← SadaPay · Case study · 2021 – 2022
Pakistan's first token-based design system.
SadaPay was growing fast — a team of eight shipping in parallel with no shared language. Components existed but weren't systematic. I built Nukta in 2021 — a token-first design system that bridged design and engineering with one shared vocabulary.
Nukta · Design System · SadaPay · 2021 – 2022
SadaPay's design team had grown from one to eight. Multiple product squads shipping features in parallel meant inconsistent spacing, mismatched colors, buttons that looked different on every screen. Designers and engineers were speaking different languages.
Every new hire meant more divergence. Every feature shipped without a system meant more design debt. Components existed, but they were patches on a growing problem — not a foundation anyone could build on.

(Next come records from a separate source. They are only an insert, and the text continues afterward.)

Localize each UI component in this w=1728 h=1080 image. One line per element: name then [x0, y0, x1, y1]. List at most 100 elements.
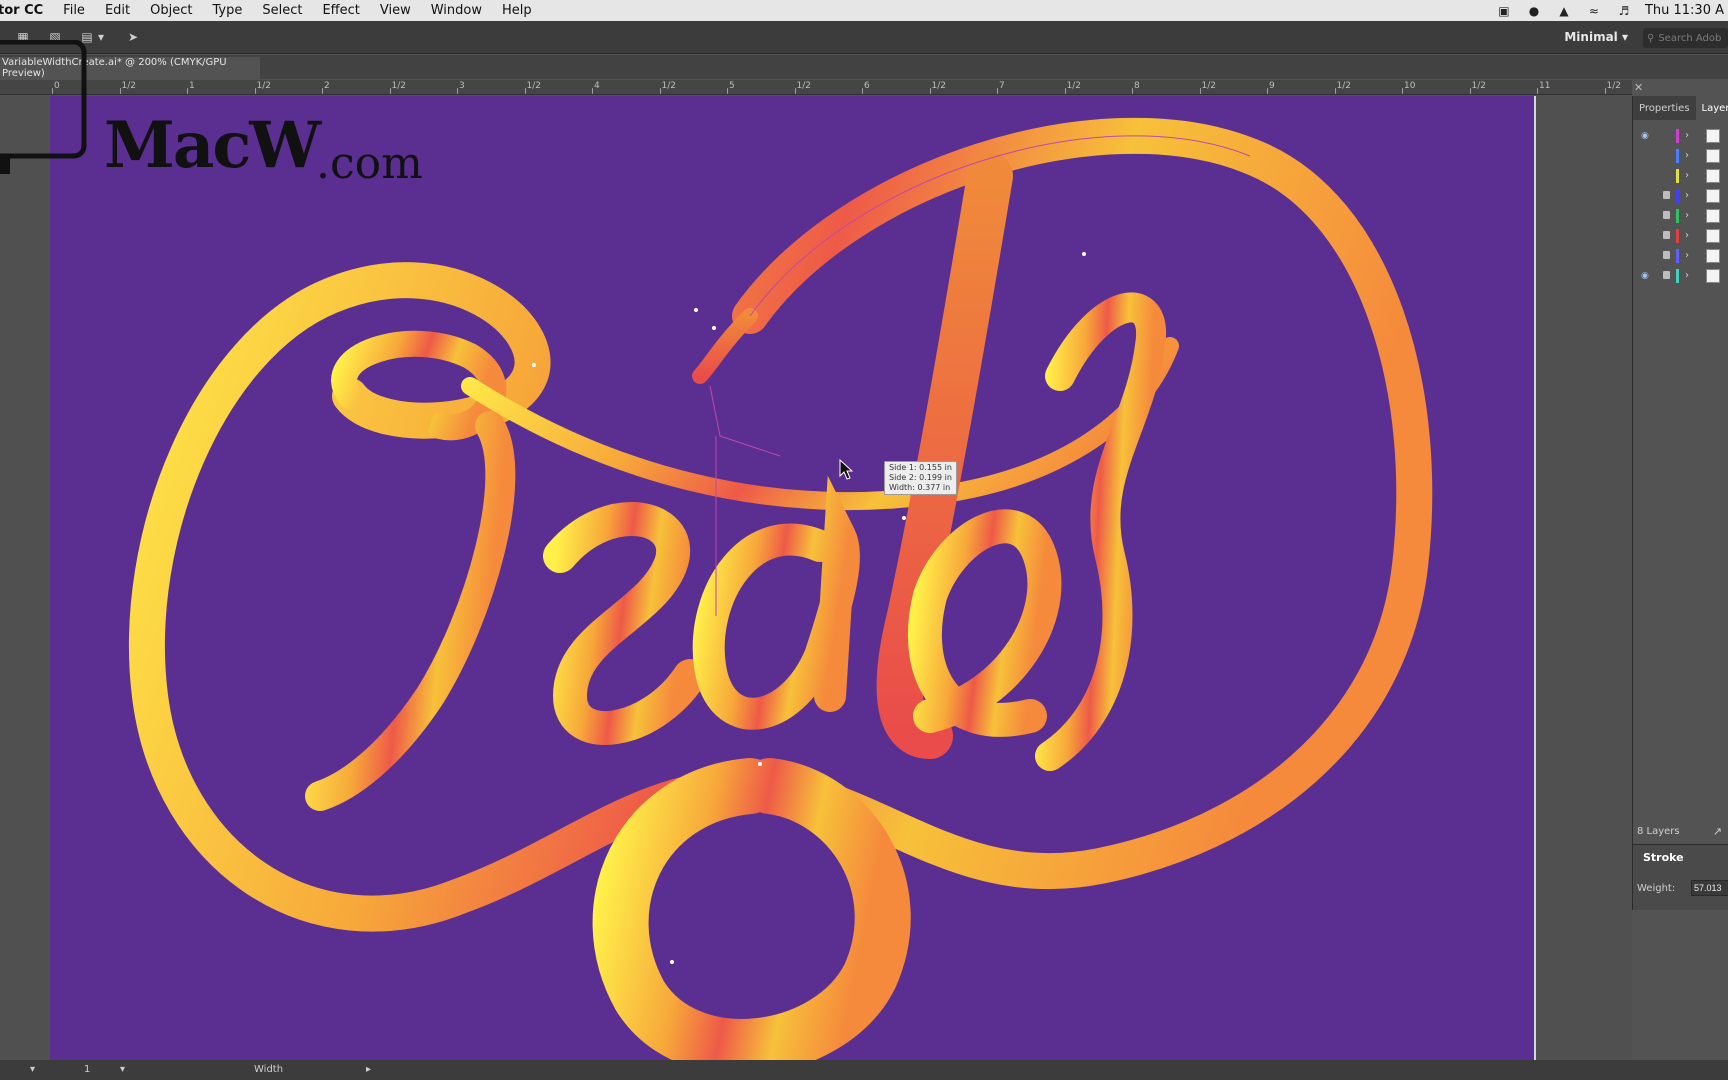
ruler-tick	[389, 88, 391, 94]
workspace-switcher[interactable]: Minimal ▾	[1564, 30, 1628, 44]
layer-color-bar	[1676, 209, 1679, 223]
export-icon[interactable]: ↗	[1713, 825, 1722, 838]
width-tool-cursor-icon	[839, 458, 854, 480]
control-bar: ▦ ▧ ▤ ▾ ➤ Minimal ▾ ⚲ Search Adob	[0, 21, 1728, 54]
artboard-number[interactable]: 1	[84, 1064, 90, 1075]
menu-edit[interactable]: Edit	[95, 3, 140, 18]
chevron-right-icon[interactable]: ›	[1685, 170, 1689, 181]
ruler-tick	[52, 88, 53, 94]
lock-icon[interactable]	[1663, 251, 1670, 259]
eye-icon[interactable]: ◉	[1641, 131, 1649, 141]
tab-properties[interactable]: Properties	[1633, 96, 1696, 120]
search-icon: ⚲	[1647, 32, 1655, 44]
menu-view[interactable]: View	[370, 3, 421, 18]
close-icon[interactable]: ✕	[1634, 81, 1643, 94]
width-tool-tooltip: Side 1: 0.155 in Side 2: 0.199 in Width:…	[884, 461, 957, 495]
layer-color-bar	[1676, 269, 1679, 283]
layer-thumbnail	[1706, 129, 1720, 143]
ruler-tick-label: 1/2	[931, 81, 946, 91]
ruler-tick-label: 8	[1134, 81, 1140, 91]
ruler-tick-label: 6	[864, 81, 870, 91]
create-lettering-artwork[interactable]	[50, 96, 1534, 1060]
layer-color-bar	[1676, 129, 1679, 143]
layer-thumbnail	[1706, 169, 1720, 183]
chevron-right-icon[interactable]: ›	[1685, 270, 1689, 281]
current-tool-label[interactable]: Width	[254, 1064, 283, 1075]
ruler-tick-label: 1/2	[1606, 81, 1621, 91]
clock[interactable]: Thu 11:30 A	[1645, 3, 1724, 18]
search-input[interactable]: ⚲ Search Adob	[1643, 28, 1728, 48]
ruler-tick	[1132, 88, 1133, 94]
ruler-tick-label: 1/2	[1336, 81, 1351, 91]
layer-thumbnail	[1706, 209, 1720, 223]
chevron-right-icon[interactable]: ›	[1685, 150, 1689, 161]
screen-record-icon[interactable]: ▣	[1495, 4, 1513, 18]
artboard[interactable]: Side 1: 0.155 in Side 2: 0.199 in Width:…	[50, 96, 1534, 1060]
ruler-tick	[1064, 88, 1066, 94]
lock-icon[interactable]	[1663, 271, 1670, 279]
status-bar: ▾ 1 ▾ Width ▸	[0, 1060, 1728, 1080]
arrange-documents-icon[interactable]: ▤	[78, 29, 96, 45]
menu-help[interactable]: Help	[492, 3, 542, 18]
menu-object[interactable]: Object	[140, 3, 202, 18]
layers-count: 8 Layers	[1637, 826, 1680, 837]
layer-thumbnail	[1706, 189, 1720, 203]
ruler-tick	[457, 88, 458, 94]
eye-icon[interactable]: ◉	[1641, 271, 1649, 281]
align-icon[interactable]: ▧	[46, 29, 64, 45]
canvas[interactable]: Side 1: 0.155 in Side 2: 0.199 in Width:…	[0, 96, 1632, 1060]
menu-file[interactable]: File	[53, 3, 95, 18]
menu-select[interactable]: Select	[252, 3, 312, 18]
ruler-tick	[862, 88, 863, 94]
menu-bar: tor CC File Edit Object Type Select Effe…	[0, 0, 1728, 21]
ruler-tick	[1334, 88, 1336, 94]
chevron-right-icon[interactable]: ›	[1685, 230, 1689, 241]
ruler-tick	[929, 88, 931, 94]
chevron-right-icon[interactable]: ›	[1685, 130, 1689, 141]
gpu-performance-icon[interactable]: ➤	[124, 29, 142, 45]
chevron-down-icon[interactable]: ▾	[120, 1064, 125, 1075]
layer-row[interactable]: ›	[1633, 226, 1728, 246]
layer-row[interactable]: ›	[1633, 186, 1728, 206]
arrange-icon[interactable]: ▦	[14, 29, 32, 45]
chevron-down-icon[interactable]: ▾	[30, 1064, 35, 1075]
wifi-icon[interactable]: ≈	[1585, 4, 1603, 18]
ruler-tick-label: 1/2	[1471, 81, 1486, 91]
document-tab[interactable]: VariableWidthCreate.ai* @ 200% (CMYK/GPU…	[0, 57, 260, 79]
layer-color-bar	[1676, 249, 1679, 263]
chevron-down-icon[interactable]: ▾	[96, 29, 106, 45]
volume-icon[interactable]: ♬	[1615, 4, 1633, 18]
tab-layers[interactable]: Layers	[1695, 96, 1728, 120]
lock-icon[interactable]	[1663, 211, 1670, 219]
chevron-right-icon[interactable]: ›	[1685, 250, 1689, 261]
layer-row[interactable]: ◉ ›	[1633, 266, 1728, 286]
layer-row[interactable]: ›	[1633, 206, 1728, 226]
ruler-tick-label: 7	[999, 81, 1005, 91]
cast-icon[interactable]: ▲	[1555, 4, 1573, 18]
layer-row[interactable]: ›	[1633, 146, 1728, 166]
layer-row[interactable]: ◉ ›	[1633, 126, 1728, 146]
layer-row[interactable]: ›	[1633, 246, 1728, 266]
stroke-weight-input[interactable]	[1691, 880, 1728, 896]
ruler-tick-label: 1/2	[121, 81, 136, 91]
ruler-tick	[119, 88, 121, 94]
app-menu-name[interactable]: tor CC	[0, 3, 53, 18]
creative-cloud-icon[interactable]: ●	[1525, 4, 1543, 18]
horizontal-ruler[interactable]: 0 1/2 1 1/2 2 1/2 3 1/2 4 1/2 5 1/2 6 1/2 7 1/2 8 1/2 9 1/2…	[0, 80, 1632, 95]
ruler-tick	[524, 88, 526, 94]
lock-icon[interactable]	[1663, 231, 1670, 239]
search-placeholder: Search Adob	[1658, 32, 1722, 44]
menu-type[interactable]: Type	[202, 3, 252, 18]
play-icon[interactable]: ▸	[366, 1064, 371, 1075]
ruler-tick-label: 1	[189, 81, 195, 91]
menu-effect[interactable]: Effect	[312, 3, 369, 18]
chevron-right-icon[interactable]: ›	[1685, 210, 1689, 221]
ruler-tick	[1402, 88, 1403, 94]
layer-color-bar	[1676, 229, 1679, 243]
layer-row[interactable]: ›	[1633, 166, 1728, 186]
ruler-tick-label: 1/2	[1201, 81, 1216, 91]
menu-window[interactable]: Window	[421, 3, 492, 18]
stroke-panel-title[interactable]: Stroke	[1643, 851, 1684, 864]
chevron-right-icon[interactable]: ›	[1685, 190, 1689, 201]
lock-icon[interactable]	[1663, 191, 1670, 199]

I started with an audit — every screen, every component, every color value across the entire product. Dozens of near-identical grays. Inconsistent type scales. Padding values that varied by screen.
Before designing a single component, I defined the primitive tokens: colors, spacing, typography, elevation, radii. Then I mapped those primitives to semantic tokens that described intent, not appearance — color-surface-primary instead of gray-900. The system could adapt to light mode, dark mode, or new brand colors without touching a single component.
I worked with engineering from day one. Every token in Figma had a corresponding token in the codebase. No translation layer, no interpretation — the same language in both tools.
A contract between design and engineering — a shared source of truth that both teams could reference, contribute to, and rely on.
The thesis behind Nukta
Nukta gave SadaPay consistency at scale during a period of rapid growth. New designers onboarded faster because the system taught them SadaPay's design language. Engineers stopped guessing at spacing and color values. Handoff became a non-issue — both sides spoke the same token language.
Most importantly, Nukta survived designer turnover. When team members left and new ones joined, the system held. The product stayed consistent because the knowledge wasn't in people's heads — it was in the system.